By a number of political measures, this year bears an uncanny resemblance to the transformative 1896 presidential election… It pitted Republican William McKinley against Democrat William Jennings Bryan. Although McKinley won—the incumbent, Grover Cleveland, was a Democrat and the economy was bad—Bryan’s candidacy ushered in an era of fiery oratory and Democratic Party populism. Indeed, Cleveland’s pro-business Democratic Party largely vanished from American politics.

That probably sounds at least a little bit familiar, what with Trump’s populism and his own brand of fiery oratory. But, political scientists Julia Azari and Marc Hetherington argue in the Annals of the American Academy of Political and Social Science, the similarity goes well beyond personality….
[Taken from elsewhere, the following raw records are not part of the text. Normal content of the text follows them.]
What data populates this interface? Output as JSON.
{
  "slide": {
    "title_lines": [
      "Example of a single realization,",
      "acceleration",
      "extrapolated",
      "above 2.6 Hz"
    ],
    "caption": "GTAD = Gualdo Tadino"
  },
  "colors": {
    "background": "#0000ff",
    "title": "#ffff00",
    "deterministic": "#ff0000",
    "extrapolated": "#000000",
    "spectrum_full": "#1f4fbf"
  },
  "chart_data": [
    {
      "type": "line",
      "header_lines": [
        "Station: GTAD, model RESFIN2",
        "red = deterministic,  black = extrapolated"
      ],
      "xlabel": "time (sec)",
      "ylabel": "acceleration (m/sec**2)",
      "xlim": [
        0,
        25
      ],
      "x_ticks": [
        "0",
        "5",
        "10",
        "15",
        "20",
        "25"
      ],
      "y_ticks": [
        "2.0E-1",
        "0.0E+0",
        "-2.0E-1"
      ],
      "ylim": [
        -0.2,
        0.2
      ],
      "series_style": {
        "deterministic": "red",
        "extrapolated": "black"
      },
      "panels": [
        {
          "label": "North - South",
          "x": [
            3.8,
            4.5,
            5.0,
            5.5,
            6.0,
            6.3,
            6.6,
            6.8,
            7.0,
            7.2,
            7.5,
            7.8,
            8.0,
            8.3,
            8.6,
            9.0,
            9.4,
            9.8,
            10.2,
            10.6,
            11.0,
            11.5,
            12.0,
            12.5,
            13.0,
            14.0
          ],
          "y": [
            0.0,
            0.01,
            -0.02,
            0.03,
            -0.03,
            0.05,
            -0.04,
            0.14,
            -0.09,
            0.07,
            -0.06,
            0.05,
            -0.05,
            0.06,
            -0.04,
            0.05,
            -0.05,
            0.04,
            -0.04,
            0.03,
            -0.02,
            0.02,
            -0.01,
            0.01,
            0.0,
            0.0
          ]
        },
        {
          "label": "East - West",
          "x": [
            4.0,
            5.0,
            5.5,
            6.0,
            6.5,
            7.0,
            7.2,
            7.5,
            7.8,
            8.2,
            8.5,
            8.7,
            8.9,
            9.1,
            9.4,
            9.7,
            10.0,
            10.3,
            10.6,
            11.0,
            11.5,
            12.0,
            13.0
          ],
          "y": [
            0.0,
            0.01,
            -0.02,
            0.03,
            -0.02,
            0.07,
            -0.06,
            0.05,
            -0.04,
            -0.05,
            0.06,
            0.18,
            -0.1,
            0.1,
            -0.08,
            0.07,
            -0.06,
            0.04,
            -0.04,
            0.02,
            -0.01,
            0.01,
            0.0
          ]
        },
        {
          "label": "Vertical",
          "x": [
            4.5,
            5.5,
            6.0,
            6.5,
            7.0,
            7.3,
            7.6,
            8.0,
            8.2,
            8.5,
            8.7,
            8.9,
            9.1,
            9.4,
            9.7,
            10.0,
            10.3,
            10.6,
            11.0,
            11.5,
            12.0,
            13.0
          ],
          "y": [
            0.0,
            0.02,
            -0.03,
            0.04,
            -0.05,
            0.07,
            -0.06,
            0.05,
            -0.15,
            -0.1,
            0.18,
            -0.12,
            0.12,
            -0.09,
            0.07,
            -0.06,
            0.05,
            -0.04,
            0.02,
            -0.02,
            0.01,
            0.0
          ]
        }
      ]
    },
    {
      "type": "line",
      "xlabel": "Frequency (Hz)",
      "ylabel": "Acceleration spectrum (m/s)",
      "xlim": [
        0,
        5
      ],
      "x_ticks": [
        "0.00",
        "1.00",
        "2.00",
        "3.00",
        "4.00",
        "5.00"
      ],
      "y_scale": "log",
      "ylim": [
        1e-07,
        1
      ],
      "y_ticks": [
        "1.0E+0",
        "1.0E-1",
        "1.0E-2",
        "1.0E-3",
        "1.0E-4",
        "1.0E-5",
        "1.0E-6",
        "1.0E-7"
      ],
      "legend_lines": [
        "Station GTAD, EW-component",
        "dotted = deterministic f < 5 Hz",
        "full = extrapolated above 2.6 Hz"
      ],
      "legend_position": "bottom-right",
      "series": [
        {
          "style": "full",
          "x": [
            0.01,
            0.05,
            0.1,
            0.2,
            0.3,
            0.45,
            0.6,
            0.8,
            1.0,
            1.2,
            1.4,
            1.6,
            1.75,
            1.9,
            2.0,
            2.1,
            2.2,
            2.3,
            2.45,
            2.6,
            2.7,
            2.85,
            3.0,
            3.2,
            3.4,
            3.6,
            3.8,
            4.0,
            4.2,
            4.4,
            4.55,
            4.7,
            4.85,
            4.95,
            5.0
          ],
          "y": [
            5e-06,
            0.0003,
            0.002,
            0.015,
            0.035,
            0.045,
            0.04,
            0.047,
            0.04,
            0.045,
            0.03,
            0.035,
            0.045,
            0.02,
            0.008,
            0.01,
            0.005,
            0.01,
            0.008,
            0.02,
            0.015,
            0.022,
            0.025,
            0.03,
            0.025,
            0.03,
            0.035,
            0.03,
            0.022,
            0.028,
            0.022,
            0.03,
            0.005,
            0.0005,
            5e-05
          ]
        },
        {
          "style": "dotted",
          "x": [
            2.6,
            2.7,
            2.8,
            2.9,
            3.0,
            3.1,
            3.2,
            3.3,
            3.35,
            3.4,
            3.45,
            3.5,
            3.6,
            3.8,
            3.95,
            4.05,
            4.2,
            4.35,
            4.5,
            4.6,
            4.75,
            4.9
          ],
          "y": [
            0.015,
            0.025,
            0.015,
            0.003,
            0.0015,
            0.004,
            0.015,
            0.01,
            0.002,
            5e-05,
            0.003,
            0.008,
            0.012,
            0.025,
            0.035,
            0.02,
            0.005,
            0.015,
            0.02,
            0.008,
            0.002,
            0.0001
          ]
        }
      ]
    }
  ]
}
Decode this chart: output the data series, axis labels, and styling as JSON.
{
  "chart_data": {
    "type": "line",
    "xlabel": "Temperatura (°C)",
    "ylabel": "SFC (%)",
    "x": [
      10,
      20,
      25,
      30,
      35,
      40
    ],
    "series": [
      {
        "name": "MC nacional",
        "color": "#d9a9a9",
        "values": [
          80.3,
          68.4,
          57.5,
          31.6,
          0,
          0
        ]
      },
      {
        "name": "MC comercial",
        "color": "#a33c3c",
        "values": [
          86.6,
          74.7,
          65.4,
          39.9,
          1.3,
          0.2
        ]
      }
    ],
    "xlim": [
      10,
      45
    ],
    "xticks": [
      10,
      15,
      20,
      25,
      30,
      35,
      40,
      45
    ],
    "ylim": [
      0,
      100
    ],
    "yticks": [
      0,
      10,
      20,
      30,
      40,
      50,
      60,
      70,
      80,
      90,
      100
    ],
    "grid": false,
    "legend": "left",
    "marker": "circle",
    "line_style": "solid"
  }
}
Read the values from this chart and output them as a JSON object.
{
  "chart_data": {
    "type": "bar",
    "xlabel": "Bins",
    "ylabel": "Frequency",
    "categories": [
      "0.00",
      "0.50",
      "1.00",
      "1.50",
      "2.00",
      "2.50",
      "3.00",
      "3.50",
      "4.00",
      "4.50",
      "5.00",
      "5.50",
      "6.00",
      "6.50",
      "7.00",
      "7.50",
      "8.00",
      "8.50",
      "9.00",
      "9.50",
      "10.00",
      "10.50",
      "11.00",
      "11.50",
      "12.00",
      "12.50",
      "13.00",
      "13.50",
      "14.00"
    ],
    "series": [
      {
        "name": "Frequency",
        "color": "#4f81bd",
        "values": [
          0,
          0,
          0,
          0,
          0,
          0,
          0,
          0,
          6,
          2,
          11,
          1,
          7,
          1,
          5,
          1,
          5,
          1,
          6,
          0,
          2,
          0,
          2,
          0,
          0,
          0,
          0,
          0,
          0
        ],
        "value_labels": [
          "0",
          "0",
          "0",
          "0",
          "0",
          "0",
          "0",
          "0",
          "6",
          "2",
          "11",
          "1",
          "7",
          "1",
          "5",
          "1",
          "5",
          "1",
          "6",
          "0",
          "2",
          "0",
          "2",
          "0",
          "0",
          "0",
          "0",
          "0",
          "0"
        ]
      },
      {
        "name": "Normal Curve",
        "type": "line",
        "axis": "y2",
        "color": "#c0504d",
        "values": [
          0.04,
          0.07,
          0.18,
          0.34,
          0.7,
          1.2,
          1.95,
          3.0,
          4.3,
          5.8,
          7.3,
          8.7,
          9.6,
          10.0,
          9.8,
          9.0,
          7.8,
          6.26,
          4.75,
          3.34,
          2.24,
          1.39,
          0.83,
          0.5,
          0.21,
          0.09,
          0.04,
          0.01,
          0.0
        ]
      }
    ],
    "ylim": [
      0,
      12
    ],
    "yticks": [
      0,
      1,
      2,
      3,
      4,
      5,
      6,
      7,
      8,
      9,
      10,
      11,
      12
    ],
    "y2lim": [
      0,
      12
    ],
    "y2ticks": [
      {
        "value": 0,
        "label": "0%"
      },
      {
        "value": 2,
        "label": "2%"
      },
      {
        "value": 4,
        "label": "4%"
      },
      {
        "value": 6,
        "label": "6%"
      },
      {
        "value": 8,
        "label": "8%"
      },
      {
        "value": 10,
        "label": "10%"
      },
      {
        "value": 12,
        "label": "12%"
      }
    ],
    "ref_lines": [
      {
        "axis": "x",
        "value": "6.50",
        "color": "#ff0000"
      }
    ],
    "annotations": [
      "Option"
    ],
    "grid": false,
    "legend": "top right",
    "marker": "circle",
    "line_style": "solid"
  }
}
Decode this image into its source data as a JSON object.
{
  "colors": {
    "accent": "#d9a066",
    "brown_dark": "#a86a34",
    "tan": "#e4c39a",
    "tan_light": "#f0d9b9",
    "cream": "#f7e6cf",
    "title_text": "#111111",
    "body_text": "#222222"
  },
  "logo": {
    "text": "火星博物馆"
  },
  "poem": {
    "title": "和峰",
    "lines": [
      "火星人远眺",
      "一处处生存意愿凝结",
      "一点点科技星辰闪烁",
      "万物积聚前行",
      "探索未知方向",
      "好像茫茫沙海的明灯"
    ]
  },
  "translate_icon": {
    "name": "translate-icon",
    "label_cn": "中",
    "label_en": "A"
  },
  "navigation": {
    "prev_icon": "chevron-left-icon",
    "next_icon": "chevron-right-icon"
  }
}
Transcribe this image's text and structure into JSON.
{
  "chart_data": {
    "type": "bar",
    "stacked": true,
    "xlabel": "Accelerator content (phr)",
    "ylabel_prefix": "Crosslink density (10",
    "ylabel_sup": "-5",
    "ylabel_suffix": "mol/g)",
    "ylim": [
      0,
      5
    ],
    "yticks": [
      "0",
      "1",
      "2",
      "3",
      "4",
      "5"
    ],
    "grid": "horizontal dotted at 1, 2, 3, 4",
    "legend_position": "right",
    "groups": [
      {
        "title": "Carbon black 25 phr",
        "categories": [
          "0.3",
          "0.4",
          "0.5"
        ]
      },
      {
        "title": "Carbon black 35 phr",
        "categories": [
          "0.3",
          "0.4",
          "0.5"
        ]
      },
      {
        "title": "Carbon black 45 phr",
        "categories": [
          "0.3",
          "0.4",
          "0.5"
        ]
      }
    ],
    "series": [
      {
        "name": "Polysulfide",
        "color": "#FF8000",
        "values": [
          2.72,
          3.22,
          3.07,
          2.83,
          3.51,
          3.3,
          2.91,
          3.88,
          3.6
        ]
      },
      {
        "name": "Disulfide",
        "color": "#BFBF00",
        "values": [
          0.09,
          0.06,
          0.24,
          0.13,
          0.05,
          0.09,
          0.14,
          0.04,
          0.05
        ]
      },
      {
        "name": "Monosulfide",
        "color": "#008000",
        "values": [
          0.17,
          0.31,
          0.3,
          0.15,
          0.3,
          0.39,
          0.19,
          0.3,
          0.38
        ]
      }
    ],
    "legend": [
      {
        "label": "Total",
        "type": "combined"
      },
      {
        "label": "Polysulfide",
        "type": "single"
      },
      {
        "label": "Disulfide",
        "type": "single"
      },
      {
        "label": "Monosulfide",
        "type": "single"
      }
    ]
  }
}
So what does this mean for the future of American politics? “[W]hen political conflict between the parties becomes polarized, the same polarizing issues tend to become divisive within parties as well,” Azari and Hetherington write. “[T]he fate of previous eras of division suggests that this brand of politics is rarely sustainable in the long term. If not in 2016, it seems change is likely to come soon.”

The eerie similarities, then to now, detailed at “If History Is a Guide, American Politics Is About to Get Weird.”

* Mark Twain

As we batten down the hatches, we might recall that it was on this date in 1957, at 8:54p, that Sen. Strom Thurmond of South Carolina, a Democrat (of the Dixiecrat variety), began a 24 hour and 18 minute filibuster, the longest ever conducted by a single Senator.  Thurmond was speaking in opposition to the Civil Rights Act of 1957; his opposition to the 1964 Civil Rights Act led him to switch to the more comfortable home of the Republican Party.